Here a bullet list about doing benchmarks
- Reproducibility: your numbers worth nothing if nobody could reproduce them, so you have to give along them a script or a detailed description of what you did.
- Statistics: outliers and other artefacts may screw your results, make sure your script is run enough times
- Indices and values: if you want to proof something you need hard numbers possibly something everybody can understand easily and cannot be misunderstood: cpu cycles, time to complete, memory usage, are quite good, given you aren’t testing on particularly different architectures or systems.
Quite short, isn’t it? Still many people just state their values by inference (like “it ought to do 2x the syscalls thus should be twice slow”), or just tries to benchmark something that isn’t what you want to test (like “glxgears is slower now, mesa is slower at rendering complex scenes”) or have a quite different settings and configurations (think about having your application with a minimal configuration and the same one with a larger one)

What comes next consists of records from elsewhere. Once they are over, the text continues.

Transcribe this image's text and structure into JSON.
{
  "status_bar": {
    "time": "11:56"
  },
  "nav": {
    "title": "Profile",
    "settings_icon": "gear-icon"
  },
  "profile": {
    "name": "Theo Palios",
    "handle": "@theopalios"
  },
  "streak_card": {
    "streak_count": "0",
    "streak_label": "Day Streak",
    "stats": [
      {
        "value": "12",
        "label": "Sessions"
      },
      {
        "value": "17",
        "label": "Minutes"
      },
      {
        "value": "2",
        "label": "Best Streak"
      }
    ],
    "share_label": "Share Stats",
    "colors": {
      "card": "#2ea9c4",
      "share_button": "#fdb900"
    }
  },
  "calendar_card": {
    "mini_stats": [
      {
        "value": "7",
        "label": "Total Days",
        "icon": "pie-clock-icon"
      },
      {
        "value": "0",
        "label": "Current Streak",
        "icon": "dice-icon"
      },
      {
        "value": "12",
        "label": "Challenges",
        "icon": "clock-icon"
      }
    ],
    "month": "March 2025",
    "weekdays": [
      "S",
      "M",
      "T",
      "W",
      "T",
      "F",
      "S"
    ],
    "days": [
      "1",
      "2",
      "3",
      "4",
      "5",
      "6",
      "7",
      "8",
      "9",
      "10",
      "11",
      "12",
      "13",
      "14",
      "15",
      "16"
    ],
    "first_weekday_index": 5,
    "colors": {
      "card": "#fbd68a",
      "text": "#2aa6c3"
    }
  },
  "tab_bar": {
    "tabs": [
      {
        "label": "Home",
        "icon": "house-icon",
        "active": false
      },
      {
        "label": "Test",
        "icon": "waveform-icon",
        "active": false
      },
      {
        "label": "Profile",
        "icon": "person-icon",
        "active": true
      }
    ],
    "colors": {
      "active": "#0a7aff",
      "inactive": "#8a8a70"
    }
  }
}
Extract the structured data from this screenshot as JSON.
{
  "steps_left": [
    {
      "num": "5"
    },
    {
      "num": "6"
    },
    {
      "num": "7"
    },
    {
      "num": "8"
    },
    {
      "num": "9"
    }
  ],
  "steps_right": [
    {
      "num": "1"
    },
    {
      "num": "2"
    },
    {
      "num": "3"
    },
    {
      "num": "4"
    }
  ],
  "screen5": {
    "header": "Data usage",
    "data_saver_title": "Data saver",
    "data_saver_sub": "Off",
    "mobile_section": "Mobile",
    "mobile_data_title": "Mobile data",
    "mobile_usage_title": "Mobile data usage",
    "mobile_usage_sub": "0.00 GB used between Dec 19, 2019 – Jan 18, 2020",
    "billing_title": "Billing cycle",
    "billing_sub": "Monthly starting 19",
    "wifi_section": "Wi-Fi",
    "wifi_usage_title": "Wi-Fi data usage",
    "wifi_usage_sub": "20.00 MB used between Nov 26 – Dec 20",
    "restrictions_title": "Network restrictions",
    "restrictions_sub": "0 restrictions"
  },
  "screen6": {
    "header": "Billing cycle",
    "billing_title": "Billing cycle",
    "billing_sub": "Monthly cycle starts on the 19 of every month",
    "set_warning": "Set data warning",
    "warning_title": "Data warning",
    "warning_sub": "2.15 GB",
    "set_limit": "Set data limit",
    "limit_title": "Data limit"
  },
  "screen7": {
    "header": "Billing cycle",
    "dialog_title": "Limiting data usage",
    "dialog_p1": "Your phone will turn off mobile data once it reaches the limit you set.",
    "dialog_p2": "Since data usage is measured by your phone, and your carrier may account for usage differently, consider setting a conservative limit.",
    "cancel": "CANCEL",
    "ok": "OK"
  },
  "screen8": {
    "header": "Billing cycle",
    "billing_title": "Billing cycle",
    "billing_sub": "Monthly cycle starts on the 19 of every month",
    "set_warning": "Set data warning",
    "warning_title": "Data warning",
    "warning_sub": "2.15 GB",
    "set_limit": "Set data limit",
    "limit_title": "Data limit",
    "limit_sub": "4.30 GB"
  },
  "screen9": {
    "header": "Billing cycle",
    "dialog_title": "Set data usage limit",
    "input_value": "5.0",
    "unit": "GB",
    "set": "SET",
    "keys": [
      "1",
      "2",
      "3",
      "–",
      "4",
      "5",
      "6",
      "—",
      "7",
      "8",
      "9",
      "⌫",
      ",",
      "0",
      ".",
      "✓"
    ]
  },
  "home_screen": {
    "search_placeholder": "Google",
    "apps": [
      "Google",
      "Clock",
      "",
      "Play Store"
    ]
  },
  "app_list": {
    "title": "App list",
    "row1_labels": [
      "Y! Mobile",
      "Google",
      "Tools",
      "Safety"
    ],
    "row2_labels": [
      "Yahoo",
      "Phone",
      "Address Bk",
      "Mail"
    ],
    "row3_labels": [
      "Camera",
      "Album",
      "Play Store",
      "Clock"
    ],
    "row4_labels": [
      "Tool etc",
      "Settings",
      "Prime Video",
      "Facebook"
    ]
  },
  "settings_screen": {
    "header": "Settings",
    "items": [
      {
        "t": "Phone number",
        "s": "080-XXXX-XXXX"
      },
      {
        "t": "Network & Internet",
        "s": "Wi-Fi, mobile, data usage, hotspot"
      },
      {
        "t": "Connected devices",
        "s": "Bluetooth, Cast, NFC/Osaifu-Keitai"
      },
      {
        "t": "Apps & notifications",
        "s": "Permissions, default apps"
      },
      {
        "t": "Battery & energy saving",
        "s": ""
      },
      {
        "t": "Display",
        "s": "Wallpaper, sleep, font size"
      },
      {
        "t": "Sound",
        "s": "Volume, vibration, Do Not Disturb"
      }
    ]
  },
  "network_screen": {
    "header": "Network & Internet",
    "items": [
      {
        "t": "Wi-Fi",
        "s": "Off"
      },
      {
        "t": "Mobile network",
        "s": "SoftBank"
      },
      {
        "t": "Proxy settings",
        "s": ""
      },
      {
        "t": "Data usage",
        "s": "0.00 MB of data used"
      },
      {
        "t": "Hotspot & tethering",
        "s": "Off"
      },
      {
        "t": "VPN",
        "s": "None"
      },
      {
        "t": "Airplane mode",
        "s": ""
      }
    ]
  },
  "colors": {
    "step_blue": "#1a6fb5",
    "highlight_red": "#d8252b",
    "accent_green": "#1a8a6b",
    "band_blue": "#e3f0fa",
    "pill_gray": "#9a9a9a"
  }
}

Usually the best way to get a meaningful benchmark is preparing a script and give instructions about how to use (like which version of companion software are you using) and then provide the numbers (media with variance if you are inclined) and a summary of the system, this way others can play and try themselves. This is quite useful since the optimization you are working on may be great on gcc4.3 on PowerPC but be problematic on x86 with gcc-2.95.
Other times you want just people to compare something that is _quite_ influenced by the surrounding system or is annoying to setup, in those cases having a full system image is quite a boon, _everything_ could be the same. And given how easy is to use virtualization/emulation software nowadays it just take a bit of bandwidth.